The University of Wisconsin-Madison School of Veterinary Medicine will use the money from the National Institutes of Health for a five-year effort to bring physicians and veterinarians together in support of human and animal health, according to a university announcement. Starting in fall 2020, the grant will fund two-year research fellowships for veterinarians who have completed a residency. Those fellowships will be available at 15 veterinary colleges.

The grants also will fund research training for early-career veterinary faculty and summits for researchers who are studying similar diseases in human and veterinary medicine. Expected topics include skin allergies, cancer-related pain, osteoarthritis, and epilepsy.

Dr. Lauren Trepanier, principal researcher on the Translational Research Workforce Training Grant, said in the announcement that the program will add veterinary specialists to teams that are researching human diseases and advancing treatments. The grant also will help graduate veterinarians develop into clinician-scientists who can help share knowledge.

"Veterinarians often understand similarities and differences between animal and human diseases because we go to the human medical literature all the time on the clinic floor," she said in the announcement. "If we're treating a disease in an animal and there's no veterinary study, we look at a human study.

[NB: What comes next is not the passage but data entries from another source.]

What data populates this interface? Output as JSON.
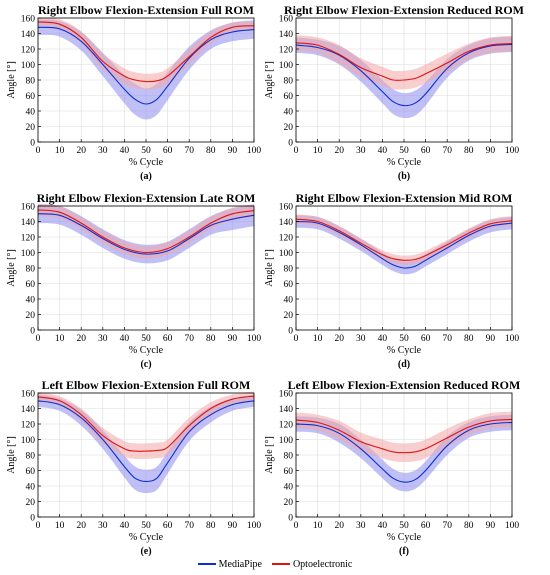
{
  "colors": {
    "mediapipe": "#0b2fd0",
    "optoelectronic": "#dd1414",
    "mediapipe_band": "#8c8cf0",
    "optoelectronic_band": "#f2a6a6"
  },
  "legend": {
    "mediapipe": "MediaPipe",
    "optoelectronic": "Optoelectronic"
  },
  "chart_data": [
    {
      "type": "line",
      "letter": "(a)",
      "title": "Right Elbow Flexion-Extension Full ROM",
      "xlabel": "% Cycle",
      "ylabel": "Angle [°]",
      "xlim": [
        0,
        100
      ],
      "ylim": [
        0,
        160
      ],
      "xticks": [
        0,
        10,
        20,
        30,
        40,
        50,
        60,
        70,
        80,
        90,
        100
      ],
      "yticks": [
        0,
        20,
        40,
        60,
        80,
        100,
        120,
        140,
        160
      ],
      "grid": true,
      "x": [
        0,
        10,
        20,
        30,
        40,
        45,
        50,
        55,
        60,
        70,
        80,
        90,
        100
      ],
      "series": [
        {
          "name": "MediaPipe",
          "values": [
            148,
            146,
            130,
            100,
            68,
            55,
            49,
            55,
            72,
            108,
            132,
            142,
            145
          ],
          "band": [
            10,
            10,
            12,
            15,
            18,
            20,
            20,
            20,
            18,
            15,
            12,
            12,
            12
          ]
        },
        {
          "name": "Optoelectronic",
          "values": [
            155,
            152,
            135,
            104,
            85,
            80,
            78,
            79,
            85,
            110,
            135,
            148,
            150
          ],
          "band": [
            5,
            6,
            8,
            10,
            10,
            10,
            10,
            10,
            10,
            10,
            8,
            6,
            5
          ]
        }
      ]
    },
    {
      "type": "line",
      "letter": "(b)",
      "title": "Right Elbow Flexion-Extension Reduced ROM",
      "xlabel": "% Cycle",
      "ylabel": "Angle [°]",
      "xlim": [
        0,
        100
      ],
      "ylim": [
        0,
        160
      ],
      "xticks": [
        0,
        10,
        20,
        30,
        40,
        50,
        60,
        70,
        80,
        90,
        100
      ],
      "yticks": [
        0,
        20,
        40,
        60,
        80,
        100,
        120,
        140,
        160
      ],
      "grid": true,
      "x": [
        0,
        10,
        20,
        30,
        40,
        45,
        50,
        55,
        60,
        70,
        80,
        90,
        100
      ],
      "series": [
        {
          "name": "MediaPipe",
          "values": [
            125,
            122,
            112,
            92,
            65,
            52,
            47,
            50,
            62,
            95,
            115,
            124,
            126
          ],
          "band": [
            10,
            10,
            12,
            14,
            15,
            16,
            16,
            16,
            15,
            12,
            10,
            10,
            10
          ]
        },
        {
          "name": "Optoelectronic",
          "values": [
            128,
            125,
            113,
            96,
            85,
            80,
            80,
            82,
            88,
            102,
            117,
            125,
            127
          ],
          "band": [
            10,
            10,
            12,
            12,
            12,
            12,
            12,
            12,
            12,
            12,
            10,
            10,
            10
          ]
        }
      ]
    },
    {
      "type": "line",
      "letter": "(c)",
      "title": "Right Elbow Flexion-Extension Late ROM",
      "xlabel": "% Cycle",
      "ylabel": "Angle [°]",
      "xlim": [
        0,
        100
      ],
      "ylim": [
        0,
        160
      ],
      "xticks": [
        0,
        10,
        20,
        30,
        40,
        50,
        60,
        70,
        80,
        90,
        100
      ],
      "yticks": [
        0,
        20,
        40,
        60,
        80,
        100,
        120,
        140,
        160
      ],
      "grid": true,
      "x": [
        0,
        10,
        20,
        30,
        40,
        50,
        60,
        70,
        80,
        90,
        100
      ],
      "series": [
        {
          "name": "MediaPipe",
          "values": [
            150,
            148,
            135,
            118,
            104,
            98,
            102,
            118,
            135,
            143,
            148
          ],
          "band": [
            12,
            12,
            12,
            12,
            12,
            12,
            12,
            12,
            12,
            14,
            14
          ]
        },
        {
          "name": "Optoelectronic",
          "values": [
            155,
            152,
            138,
            120,
            106,
            100,
            105,
            120,
            138,
            150,
            154
          ],
          "band": [
            8,
            8,
            8,
            8,
            8,
            8,
            8,
            8,
            8,
            8,
            8
          ]
        }
      ]
    },
    {
      "type": "line",
      "letter": "(d)",
      "title": "Right Elbow Flexion-Extension Mid ROM",
      "xlabel": "% Cycle",
      "ylabel": "Angle [°]",
      "xlim": [
        0,
        100
      ],
      "ylim": [
        0,
        160
      ],
      "xticks": [
        0,
        10,
        20,
        30,
        40,
        50,
        60,
        70,
        80,
        90,
        100
      ],
      "yticks": [
        0,
        20,
        40,
        60,
        80,
        100,
        120,
        140,
        160
      ],
      "grid": true,
      "x": [
        0,
        10,
        20,
        30,
        40,
        45,
        50,
        55,
        60,
        70,
        80,
        90,
        100
      ],
      "series": [
        {
          "name": "MediaPipe",
          "values": [
            140,
            138,
            126,
            110,
            92,
            84,
            80,
            82,
            90,
            106,
            122,
            134,
            138
          ],
          "band": [
            8,
            8,
            8,
            8,
            8,
            8,
            8,
            8,
            8,
            8,
            8,
            8,
            8
          ]
        },
        {
          "name": "Optoelectronic",
          "values": [
            143,
            140,
            128,
            112,
            97,
            92,
            90,
            91,
            96,
            110,
            125,
            137,
            141
          ],
          "band": [
            6,
            6,
            6,
            6,
            6,
            6,
            6,
            6,
            6,
            6,
            6,
            6,
            6
          ]
        }
      ]
    },
    {
      "type": "line",
      "letter": "(e)",
      "title": "Left Elbow Flexion-Extension Full ROM",
      "xlabel": "% Cycle",
      "ylabel": "Angle [°]",
      "xlim": [
        0,
        100
      ],
      "ylim": [
        0,
        160
      ],
      "xticks": [
        0,
        10,
        20,
        30,
        40,
        50,
        60,
        70,
        80,
        90,
        100
      ],
      "yticks": [
        0,
        20,
        40,
        60,
        80,
        100,
        120,
        140,
        160
      ],
      "grid": true,
      "x": [
        0,
        10,
        20,
        30,
        40,
        45,
        50,
        55,
        60,
        70,
        80,
        90,
        100
      ],
      "series": [
        {
          "name": "MediaPipe",
          "values": [
            150,
            145,
            128,
            100,
            65,
            50,
            46,
            50,
            70,
            110,
            132,
            145,
            150
          ],
          "band": [
            8,
            8,
            10,
            12,
            14,
            15,
            15,
            15,
            14,
            12,
            10,
            8,
            8
          ]
        },
        {
          "name": "Optoelectronic",
          "values": [
            155,
            150,
            132,
            105,
            88,
            85,
            85,
            86,
            90,
            118,
            140,
            152,
            156
          ],
          "band": [
            6,
            6,
            8,
            10,
            10,
            10,
            10,
            10,
            10,
            10,
            8,
            6,
            6
          ]
        }
      ]
    },
    {
      "type": "line",
      "letter": "(f)",
      "title": "Left Elbow Flexion-Extension Reduced ROM",
      "xlabel": "% Cycle",
      "ylabel": "Angle [°]",
      "xlim": [
        0,
        100
      ],
      "ylim": [
        0,
        160
      ],
      "xticks": [
        0,
        10,
        20,
        30,
        40,
        50,
        60,
        70,
        80,
        90,
        100
      ],
      "yticks": [
        0,
        20,
        40,
        60,
        80,
        100,
        120,
        140,
        160
      ],
      "grid": true,
      "x": [
        0,
        10,
        20,
        30,
        40,
        45,
        50,
        55,
        60,
        70,
        80,
        90,
        100
      ],
      "series": [
        {
          "name": "MediaPipe",
          "values": [
            120,
            118,
            108,
            88,
            62,
            50,
            45,
            48,
            60,
            92,
            112,
            120,
            122
          ],
          "band": [
            10,
            10,
            12,
            12,
            12,
            12,
            12,
            12,
            12,
            12,
            10,
            10,
            10
          ]
        },
        {
          "name": "Optoelectronic",
          "values": [
            125,
            122,
            112,
            97,
            88,
            84,
            83,
            84,
            88,
            102,
            116,
            124,
            126
          ],
          "band": [
            10,
            10,
            12,
            12,
            12,
            12,
            12,
            12,
            12,
            12,
            10,
            10,
            10
          ]
        }
      ]
    }
  ]
}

"What we want physicians to do is look to veterinary medicine and see that there may be a disease that's just like the disease in humans."

Dr. Trepanier also is a professor and assistant dean for clinical and translational research. Through the grant, she will coordinate with UW-Madison's School of Pharmacy and partners at the University of California-Davis, University of Florida, University of Minnesota, and Clinical and Translational Science Award One Health Alliance.